Laurie Oakes, as pre-eminent as they come his side of the mocrophones, says that Latham doesn't know "where the line is" and lashed out at his own employer - Channel Nine - which has put Latham on the payroll, after the ex-Opposition leader confronted the current PM on the hustings in typically forthright style.

Latham is also "full of bile", we're told by Oakes - who's always sanguine, as we know. So sanguine that his broadcast sign-off makes him sound as though he's morphing into a neighbouring time zone. But Latham is a different type of ghoul, according to Oakes.

The trouble is that I am not sure Mark Latham knows where the line is. He's not a journalist; he's still full of bile and settling old scores. I don't really think it does 60 Minutes or the network much of a favour really to have him posing as a journalist.

But why should this make any difference? A lot of parliamentarians - at both state and federal level - go into private enterprise once they're done their dash on the public stage. Many go to work at banks, where their inside knowledge of the way governments run is an asset. Banks do business with governments as much as, say in America, do defense contractors.
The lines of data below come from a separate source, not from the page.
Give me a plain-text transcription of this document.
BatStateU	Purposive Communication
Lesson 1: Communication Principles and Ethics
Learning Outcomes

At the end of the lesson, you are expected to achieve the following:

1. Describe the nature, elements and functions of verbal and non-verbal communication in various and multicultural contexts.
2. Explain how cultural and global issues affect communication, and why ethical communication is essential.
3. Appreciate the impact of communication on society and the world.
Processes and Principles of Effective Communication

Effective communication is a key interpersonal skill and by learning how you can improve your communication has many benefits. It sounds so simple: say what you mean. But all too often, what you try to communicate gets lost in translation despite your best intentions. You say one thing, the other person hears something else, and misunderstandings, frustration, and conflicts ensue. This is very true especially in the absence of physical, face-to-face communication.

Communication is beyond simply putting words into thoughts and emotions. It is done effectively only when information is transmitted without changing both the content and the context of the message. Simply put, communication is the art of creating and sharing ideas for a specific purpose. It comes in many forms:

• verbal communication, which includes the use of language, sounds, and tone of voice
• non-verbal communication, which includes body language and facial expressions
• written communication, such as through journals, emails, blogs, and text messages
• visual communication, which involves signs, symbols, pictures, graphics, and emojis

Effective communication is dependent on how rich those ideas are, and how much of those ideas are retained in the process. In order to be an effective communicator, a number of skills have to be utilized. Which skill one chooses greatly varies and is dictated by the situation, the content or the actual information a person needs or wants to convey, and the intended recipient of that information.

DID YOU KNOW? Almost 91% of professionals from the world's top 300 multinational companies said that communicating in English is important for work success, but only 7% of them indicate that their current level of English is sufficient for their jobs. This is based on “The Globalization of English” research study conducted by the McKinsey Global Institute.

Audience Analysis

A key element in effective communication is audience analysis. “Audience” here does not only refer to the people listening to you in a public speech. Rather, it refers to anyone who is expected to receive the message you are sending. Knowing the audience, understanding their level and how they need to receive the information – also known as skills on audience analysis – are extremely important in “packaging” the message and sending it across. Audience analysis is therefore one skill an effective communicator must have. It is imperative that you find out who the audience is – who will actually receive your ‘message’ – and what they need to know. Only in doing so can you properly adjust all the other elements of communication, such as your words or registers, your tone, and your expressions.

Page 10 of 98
Latham published a book after he retired from politics. It, too, was lambasted as bilious. He was aggressive when serving the public, most famously when he almost shook the prime minister's hand off when they met by accident at a radio studio.

It's Latham's schtick. Surely, if that's what he's good at, he can do as good a job as a journo as the next bloke. Journalists are known for their aggro, after all. We see it during press conferences. You know? The guy with a question who makes everything he says sound like an accusation of some public scandal.

So let Latham do his schtick and let's just enjoy it. After all, he may even become practised at it and then spend the next fifteen years at his computer keyboard railing against the machinations of the faceless men behind the scenes. It might even be refreshing to see their faces from time to time. It may even improve our democracy.